In recent years physicians can dispose of powerful means for diagnostics, unpredictable until several decades ago.   Neurological diagnosis is now a multidisciplinary field, starting from the traditional clinical examination but requiring other technologies, sometimes sophisticated, to lead to a diagnostic level acceptable at the present level of knowledge.   This fact does not limit the traditional clinical diagnostic procedures into an obsolete field of action: a profound knowledge of all mechanisms that support the cognitive function in man and of the causes of disturbance are the sole means to lead to an accurate and precise diagnosis, prompt enough for obtaining the best results from the preventive or curative measures.   However, the possibility to associate to a well-conducted clinical care a number of fine and appropriate diagnostic procedures enhances the potential of the caregivers and the wellness of the patient.

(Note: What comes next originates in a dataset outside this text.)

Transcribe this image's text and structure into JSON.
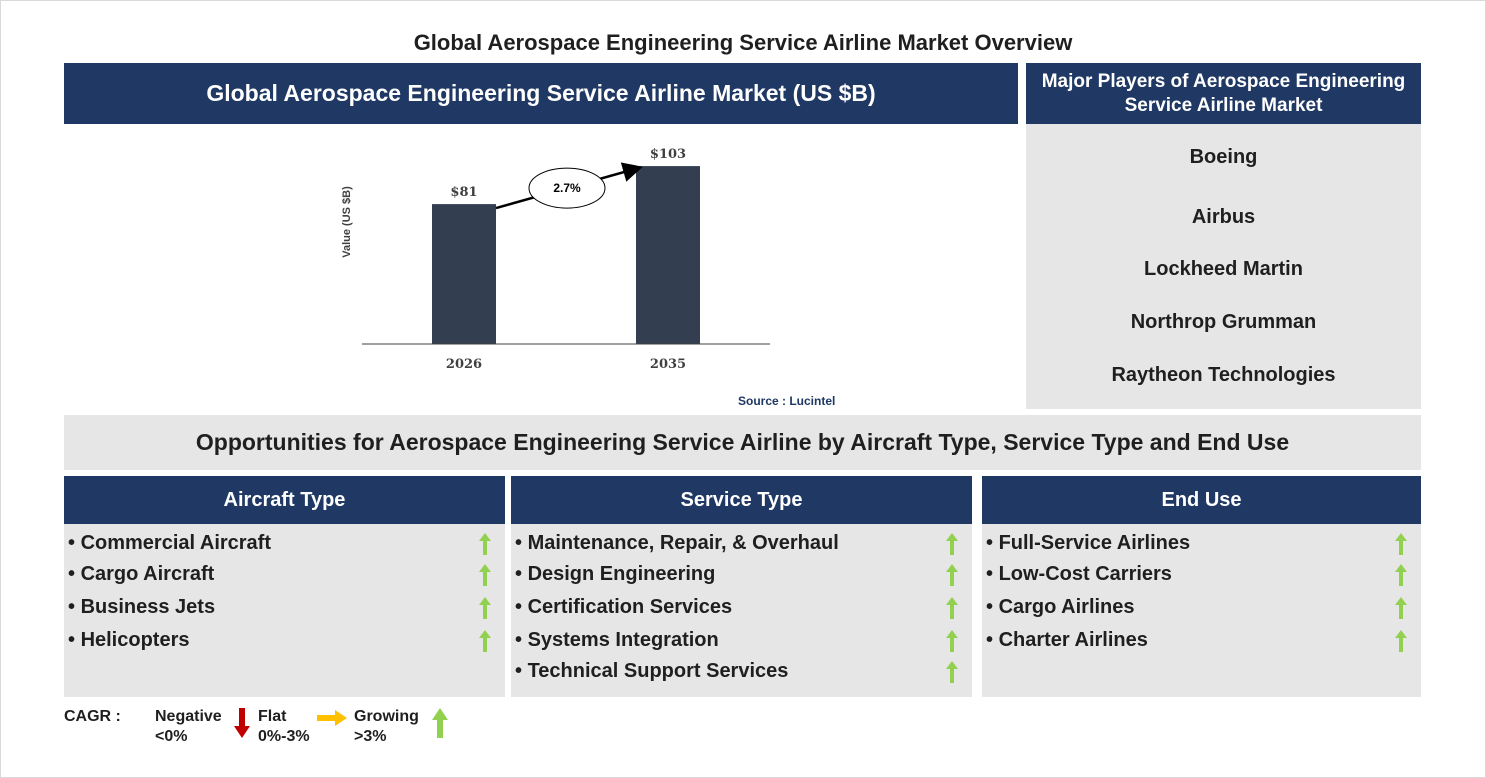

In addition to neuropsychological testing for cognitive impairments, the Hachinski Ischemic Score is a useful test aimed to distinguish between VaD and other types of degenerative dementia.   It is based on the recognition of asymmetric neurological dysfunctions: while unable to distinguish between pure and mixed VaD, the sensitivity and specificity of this simple history-based test are estimated at 70% to 80%.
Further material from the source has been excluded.